Analytics Reporting Best Practices


After 7-8 years of management consulting, there are several things that are common among clients.  Most clients have internal political issues.  For instance different teams have different compensation incentives (market share vs gross margin) which leads to internal feuds and disfunction.  Others are in an industry that used to be growing quickly but has slowed or a new powerful competitor has entered (think any retailer competing with Amazon).  However, one problem that seems to be universal is an inability to master, or even achieve in some cases, basic internal reporting.

The conversations often go like this : how many man hours did you spend doing X last quarter?  How much money did you make from this product last month?  Frequently the answer is an explanation about how so and so is working on that and it will be ready in 3, 6, 12, etc months.  This is the less bad version.  At least there is an understanding that things are broken and need work.

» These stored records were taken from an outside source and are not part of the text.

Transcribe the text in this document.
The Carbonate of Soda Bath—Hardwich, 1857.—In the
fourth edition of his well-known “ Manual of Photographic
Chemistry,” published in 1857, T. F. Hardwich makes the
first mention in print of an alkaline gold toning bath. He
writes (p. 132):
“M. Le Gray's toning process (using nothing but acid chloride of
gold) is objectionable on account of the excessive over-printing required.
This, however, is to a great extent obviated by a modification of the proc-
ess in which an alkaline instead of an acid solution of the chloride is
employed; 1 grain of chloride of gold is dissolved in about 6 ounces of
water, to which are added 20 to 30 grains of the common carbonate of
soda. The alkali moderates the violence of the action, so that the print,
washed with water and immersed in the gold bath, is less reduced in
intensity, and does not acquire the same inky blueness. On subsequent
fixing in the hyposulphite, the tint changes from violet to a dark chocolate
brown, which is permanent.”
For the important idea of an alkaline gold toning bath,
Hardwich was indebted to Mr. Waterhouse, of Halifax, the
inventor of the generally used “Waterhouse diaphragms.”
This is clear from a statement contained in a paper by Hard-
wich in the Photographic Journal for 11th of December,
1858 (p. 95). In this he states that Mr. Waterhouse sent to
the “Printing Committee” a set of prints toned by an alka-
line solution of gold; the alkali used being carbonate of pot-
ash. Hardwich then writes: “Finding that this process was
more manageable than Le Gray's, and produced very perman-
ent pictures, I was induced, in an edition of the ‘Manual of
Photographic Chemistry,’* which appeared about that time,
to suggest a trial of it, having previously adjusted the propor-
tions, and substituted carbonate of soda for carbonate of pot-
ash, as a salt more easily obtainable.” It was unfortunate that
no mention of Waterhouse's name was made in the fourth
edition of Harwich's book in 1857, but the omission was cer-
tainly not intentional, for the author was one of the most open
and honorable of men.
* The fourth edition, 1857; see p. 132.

The really bad ones are when there is internal reporting and end users don’t trust it or don’t like the output.  In these situations, the company is actually allocating resources to the effort but they are either ineffective or being used by savvy internal politicians to undermine firmwide efforts and feather their own bed.  At one client, a law firm, there were various firmwide initiatives to introduce automation to their business.  Many of the attorneys were concerned about how this would affect their fiefdom and would spend their time picking apart the internal reporting so that they could postpone any deadlines that affected their business area.  This meant that internal meetings were spent questioning the veracity of the reports instead of planning how to take appropriate action.

Sadly, depending on the situation, this is usually not a problem that can be fixed by external consultants.  The conflict of interest is a very strong weapon for the internal questioners, that is frankly not unjustified.  If we’re selling automation work to a company and we’re also responsible for measuring whether it’s working or providing value, that is a bad situation.  I certainly would not want to invest in a company like that.

The best solution would be to define how success is measured before any project is under way and make sure that the decided metrics are available and trustworthy to the satisfaction of all stakeholders.  This saves many wasted hours in the middle of an active project, bickering over performance and how to measure it.  A secondary solution, would be to hire or allocate an internal resource to focus on fixing the reporting issue so that a person with ties and incentives aligned with the company’s success is at the helm.